We need a new standard of care, one that has healthcare professionals ready and able to demonstrate verified competence in CPR skills to ensure high quality CPR is performed every time on every patient.

We know that this can be very effectively accomplished through a program of low dose, high frequency quality improvement sessions every three months using automated feedback to measure, correct and assess CPR skill performance.  The American Heart Association & Laerdal Medical launched the Resuscitation Quality Improvement® (RQI®) program in 2015 to address the "competency gap" between knowing CPR and doing good CPR.  Several early adopters (RQI Pioneers) are transforming cardiac arrest care by using RQI® to deliver quality and value to their patients and providers.

Poor quality CPR is a preventable harm.

CPR training has saved countless lives over nearly sixty years.  We know now that high quality CPR performance is the single most critical component of cardiac arrest survival and with the recent convergence of technology, science and educational research it is no longer enough for healthcare professionals to be trained in CPR once every two years.  They must undertake regular sessions of perfect practice every 3-6 months to ensure skills mastery through effective measurement and feedback so they are prepared to reliably deliver high quality CPR.

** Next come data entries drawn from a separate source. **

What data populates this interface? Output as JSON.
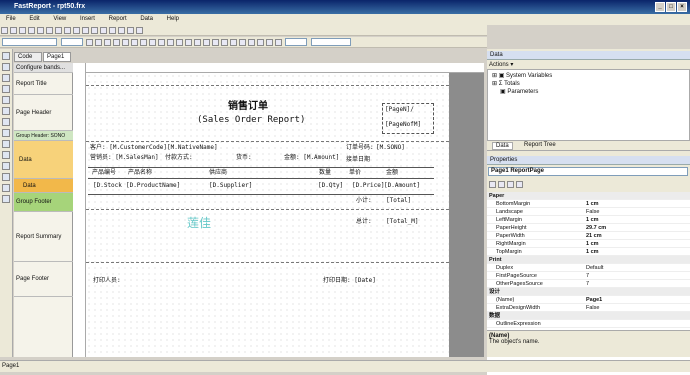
{
  "window": {
    "title": "FastReport - rpt50.frx"
  },
  "menu": [
    "File",
    "Edit",
    "View",
    "Insert",
    "Report",
    "Data",
    "Help"
  ],
  "tabs": {
    "code": "Code",
    "page1": "Page1"
  },
  "configure_bands": "Configure bands...",
  "bands": [
    {
      "label": "Report Title"
    },
    {
      "label": "Page Header"
    },
    {
      "label": "Group Header: SONO"
    },
    {
      "label": "Data"
    },
    {
      "label": "Data"
    },
    {
      "label": "Group Footer"
    },
    {
      "label": "Report Summary"
    },
    {
      "label": "Page Footer"
    }
  ],
  "report": {
    "title_cn": "销售订单",
    "title_en": "(Sales Order Report)",
    "page_n": "[PageN]/",
    "page_nof": "[PageNofM]",
    "customer": "客户: [M.CustomerCode][M.NativeName]",
    "order_no_label": "订单号码:",
    "order_no": "[M.SONO]",
    "salesman": "营销员: [M.SalesMan]",
    "pay": "付款方式:",
    "currency": "货币:",
    "amount_lbl": "金额: [M.Amount]",
    "deliver": "接单日期",
    "col_code": "产品编号",
    "col_name": "产品名称",
    "col_supplier": "供应商",
    "col_qty": "数量",
    "col_price": "单价",
    "col_amount": "金额",
    "d_stock": "[D.Stock",
    "d_product": "[D.ProductName]",
    "d_supplier": "[D.Supplier]",
    "d_qty": "[D.Qty]",
    "d_price": "[D.Price]",
    "d_amount": "[D.Amount]",
    "subtotal": "小计:",
    "total": "[Total]",
    "grand_lbl": "总计:",
    "grand": "[Total_M]",
    "signature": "莲佳",
    "printed_by": "打印人员:",
    "print_date": "打印日期: [Date]"
  },
  "data_panel": {
    "title": "Data",
    "actions": "Actions",
    "tree": [
      "System Variables",
      "Totals",
      "Parameters"
    ],
    "tabs": [
      "Data",
      "Report Tree"
    ]
  },
  "properties": {
    "title": "Properties",
    "object": "Page1 ReportPage",
    "rows": [
      {
        "k": "Paper",
        "v": "",
        "cat": true
      },
      {
        "k": "BottomMargin",
        "v": "1 cm"
      },
      {
        "k": "Landscape",
        "v": "False"
      },
      {
        "k": "LeftMargin",
        "v": "1 cm"
      },
      {
        "k": "PaperHeight",
        "v": "29.7 cm"
      },
      {
        "k": "PaperWidth",
        "v": "21 cm"
      },
      {
        "k": "RightMargin",
        "v": "1 cm"
      },
      {
        "k": "TopMargin",
        "v": "1 cm"
      },
      {
        "k": "Print",
        "v": "",
        "cat": true
      },
      {
        "k": "Duplex",
        "v": "Default"
      },
      {
        "k": "FirstPageSource",
        "v": "7"
      },
      {
        "k": "OtherPagesSource",
        "v": "7"
      },
      {
        "k": "设计",
        "v": "",
        "cat": true
      },
      {
        "k": "(Name)",
        "v": "Page1"
      },
      {
        "k": "ExtraDesignWidth",
        "v": "False"
      },
      {
        "k": "数据",
        "v": "",
        "cat": true
      },
      {
        "k": "OutlineExpression",
        "v": ""
      }
    ],
    "desc_title": "(Name)",
    "desc_text": "The object's name."
  },
  "status": "Page1"
}
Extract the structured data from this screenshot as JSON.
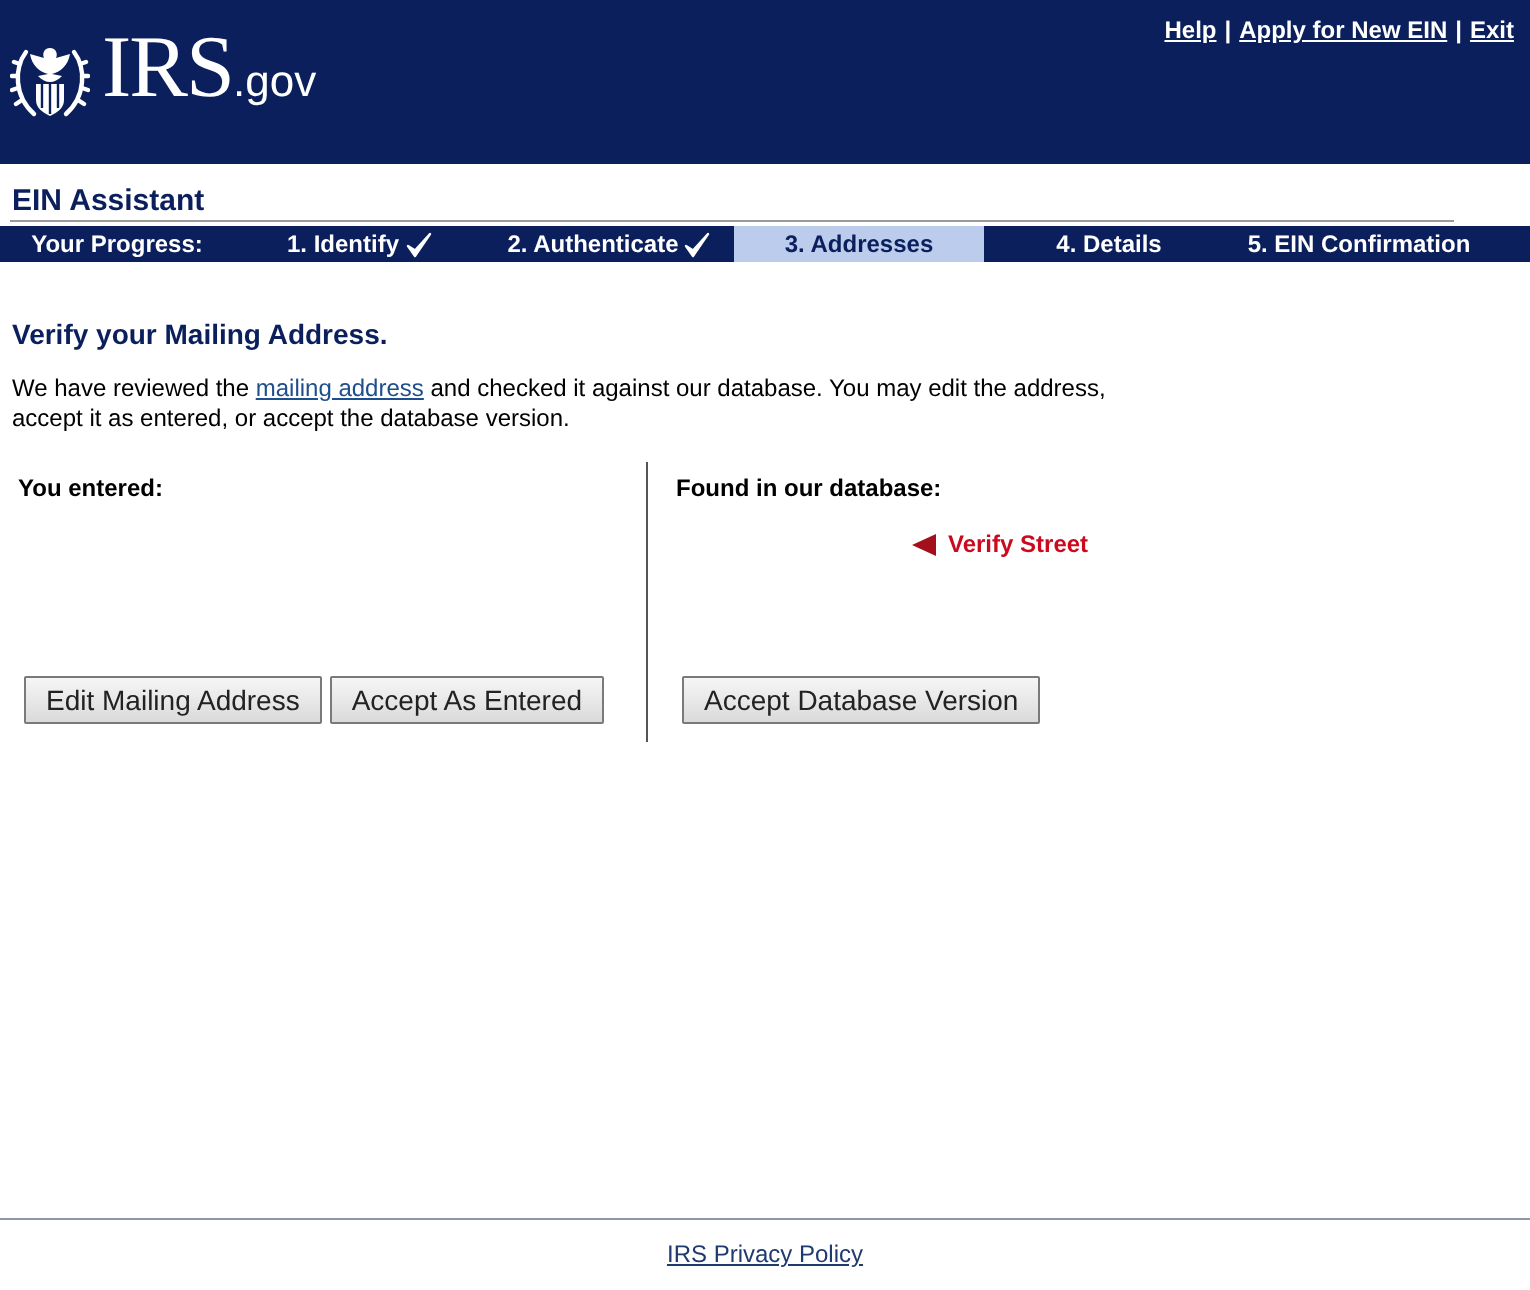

We need all healthcare professionals to perform high quality CPR on every patient, every time.  Now that we know better, we must do better.  Together, we can help save many more lives when every cardiac arrest patient receives high quality CPR.

For many Healthcare facility practising BLS procedures with high qaulity are the foundation of their Emergency services to save the life

For many providers a CPR situation does not happen everyday. We should consider skill retention.

Now that we know better, we must do better. Could not agree more.